Quand aux pays producteurs de pétrole, il serait temps qu'ils développent leurs autres activités.

Un moment de rire ; imaginons nous, dans ce contexte, l'oligarchie voulant se réserver ce qui reste de fossile. Dans le meilleur des cas, les gardes armés protégeront leurs familles voire leurs quartiers, mais pas les excellences.

Comme je l'ai déjà dit, dans un complexe gardé, le tireur d'élite aura tôt fait de liquider les bouches inutiles (ça fera des rations supplémentaires), à savoir ses patrons, et à se taper leurs femmes (la polygamie, ça ne le gênera pas des masses), qui, de toutes façons sont très habiles. Elles sont avec le vainqueur, les bimbos. Et que le vainqueur soit Zaïtzev plutôt que Bill Gates, c'est la même chose, tout en étant différent. Après tout, Bill Gates, il ne sait rien faire de ses dix doigts. Nul doute que la Bimbo ira vers le mâle dominant. Et le Lion, quand il devient vieux, il se fait virer. Dans "soleil vert",  la femelle, c'était du mobilier.

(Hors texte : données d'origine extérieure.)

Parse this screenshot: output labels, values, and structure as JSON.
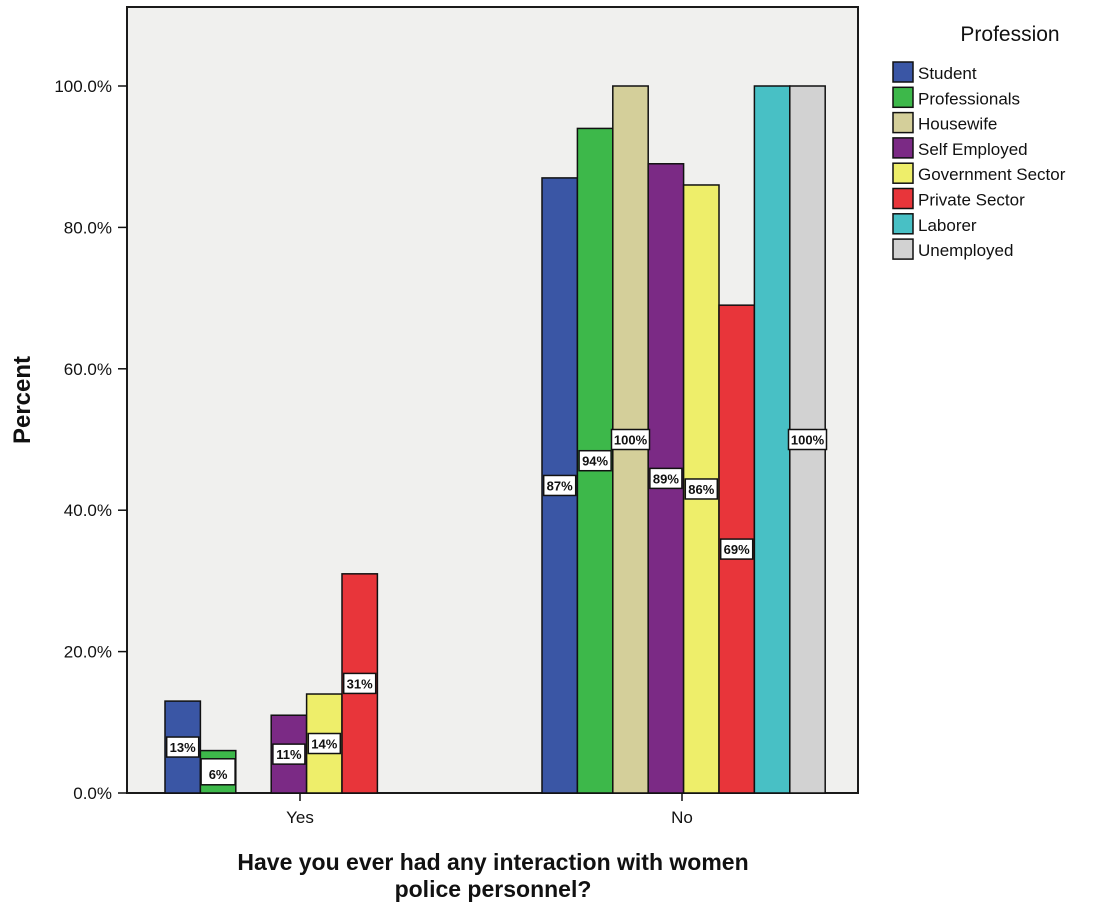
{
  "chart_data": {
    "type": "bar",
    "categories": [
      "Yes",
      "No"
    ],
    "xlabel": "Have you ever had any interaction with women police personnel?",
    "xlabel_lines": [
      "Have you ever had any interaction with women",
      "police personnel?"
    ],
    "ylabel": "Percent",
    "ylim": [
      0,
      110
    ],
    "yticks": [
      0,
      20,
      40,
      60,
      80,
      100
    ],
    "ytick_labels": [
      "0.0%",
      "20.0%",
      "40.0%",
      "60.0%",
      "80.0%",
      "100.0%"
    ],
    "legend_title": "Profession",
    "legend_position": "right",
    "grid": false,
    "series": [
      {
        "name": "Student",
        "color": "#3a56a5",
        "values": [
          13,
          87
        ],
        "labels": [
          "13%",
          "87%"
        ]
      },
      {
        "name": "Professionals",
        "color": "#3db84a",
        "values": [
          6,
          94
        ],
        "labels": [
          "6%",
          "94%"
        ]
      },
      {
        "name": "Housewife",
        "color": "#d4cf9a",
        "values": [
          null,
          100
        ],
        "labels": [
          null,
          "100%"
        ]
      },
      {
        "name": "Self Employed",
        "color": "#7b2a85",
        "values": [
          11,
          89
        ],
        "labels": [
          "11%",
          "89%"
        ]
      },
      {
        "name": "Government Sector",
        "color": "#eeee6a",
        "values": [
          14,
          86
        ],
        "labels": [
          "14%",
          "86%"
        ]
      },
      {
        "name": "Private Sector",
        "color": "#e8353a",
        "values": [
          31,
          69
        ],
        "labels": [
          "31%",
          "69%"
        ]
      },
      {
        "name": "Laborer",
        "color": "#48c0c5",
        "values": [
          null,
          100
        ],
        "labels": [
          null,
          ""
        ]
      },
      {
        "name": "Unemployed",
        "color": "#d2d2d2",
        "values": [
          null,
          100
        ],
        "labels": [
          null,
          "100%"
        ]
      }
    ]
  }
}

Et que soit vrai, ou faux, le schéma proposé par "Le modèle thermodynamique de l’épuisement du pétrole suscite la controverse ", on n'en a rien à cirer. Le modèle économique vient de s'effondrer avant le modèle physique.

Mais il peut durer encore quelques temps. Salsigne, la mine d'or, était déficitaire dès les années 1930. Elle a continué néanmoins des décennies, parce qu'elle produisait un élément irremplaçable.

Mais il est évident aussi, que ce sera au prix d'une très divergente évolution économique interne.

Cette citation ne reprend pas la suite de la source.